Derivative of Softmax


#1

Hi,

I do not understand the output of this short code:

a = nd.array([[[[0.1]] ,[[2]]]])
a.shape
(1, 2, 1, 1)
a.attach_grad()
with mx.autograd.record():
… a_rslt = nd.softmax(a, axis =1)

a_rslt.backward()
a_rslt

[[[[0.13010848]]

[[0.8698916 ]]]]
<NDArray 1x2x1x1 @cpu(0)>
a.grad

[[[[0.]]

[[0.]]]]
<NDArray 1x2x1x1 @cpu(0)>

Why is the gradient of softmax 0 on the input a? Intuitively, I interpret that as “no matter how I change a, it has no impact on the output of softmax” What is wrong with this interpretation of the code output? I assume that MXNET is computing the gradients correctly.

Thanks in advance for any reply


#2

I’m pretty sure this is right. Note that you’re taking the gradient of all softmax outputs. In an autograd system, when you take the gradient of multiple outputs, what you’ll end up doing is the equivalent of adding all the elements together and taking the gradient of that sum.

What’s going on, is if you look at the gradients using each individual element and sum them up, they’ll sum up to zero. The intuitive explanation is that because softmax ensures all outputs sum to one, the gradients from each individual output cancel each other out. If you write out the math of softmax gradient, you can make a more convicing argument for that. However, if you simply want to test it, try looking at the gradient from each output.

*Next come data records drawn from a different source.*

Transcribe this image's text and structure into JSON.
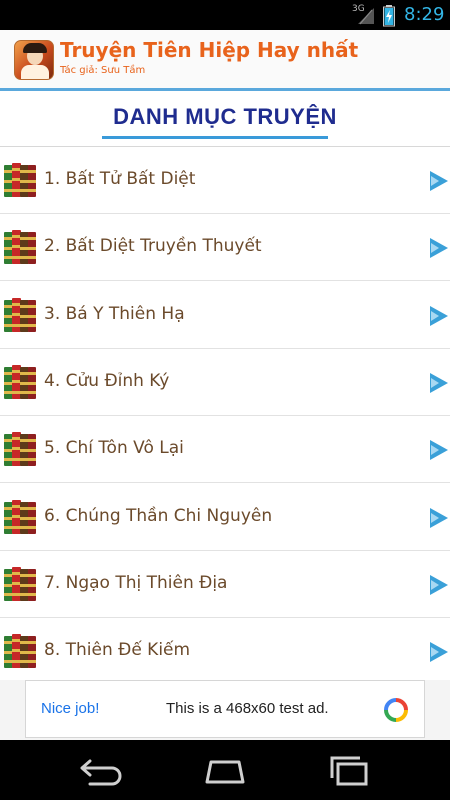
{
  "status_bar": {
    "network": "3G",
    "time": "8:29",
    "icons": [
      "signal-icon",
      "battery-charging-icon"
    ]
  },
  "header": {
    "title": "Truyện Tiên Hiệp Hay nhất",
    "author": "Tác giả: Sưu Tầm",
    "icon": "app-icon"
  },
  "section": {
    "title": "DANH MỤC TRUYỆN"
  },
  "stories": [
    {
      "label": "1. Bất Tử Bất Diệt"
    },
    {
      "label": "2. Bất Diệt Truyền Thuyết"
    },
    {
      "label": "3. Bá Y Thiên Hạ"
    },
    {
      "label": "4. Cửu Đỉnh Ký"
    },
    {
      "label": "5. Chí Tôn Vô Lại"
    },
    {
      "label": "6. Chúng Thần Chi Nguyên"
    },
    {
      "label": "7. Ngạo Thị Thiên Địa"
    },
    {
      "label": "8. Thiên Đế Kiếm"
    }
  ],
  "ad": {
    "nice": "Nice job!",
    "text": "This is a 468x60 test ad."
  },
  "nav": {
    "icons": [
      "back-icon",
      "home-icon",
      "recents-icon"
    ]
  },
  "colors": {
    "title_orange": "#e8631c",
    "heading_navy": "#1f2c8f",
    "accent_blue": "#3aa0d8",
    "item_text": "#6b4a2b",
    "status_time": "#33b5e5"
  }
}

Here’s a simplified example:

a = mx.nd.array([[0.1, 2]])
a.attach_grad()
with mx.autograd.record():
    sm = mx.nd.softmax(a, axis=1)
    sm_0 = sm[(0, 0)]
sm_0.backward()
grad_0 = a.grad.copy()

with mx.autograd.record():
    sm = mx.nd.softmax(a, axis=1)
    sm_1 = sm[(0, 1)]
sm_1.backward()
grad_1 = a.grad.copy()

print(grad_0)
print(grad_1)
print(grad_0 + grad_1)

What you get is:

[[ 0.11318026 -0.11318026]]
<NDArray 1x2 @cpu(0)>

[[-0.11318026  0.11318021]]
<NDArray 1x2 @cpu(0)>

[[-7.4505806e-09 -5.2154064e-08]]
<NDArray 1x2 @cpu(0)>

Notice that they cancel each other out (within numerical precision)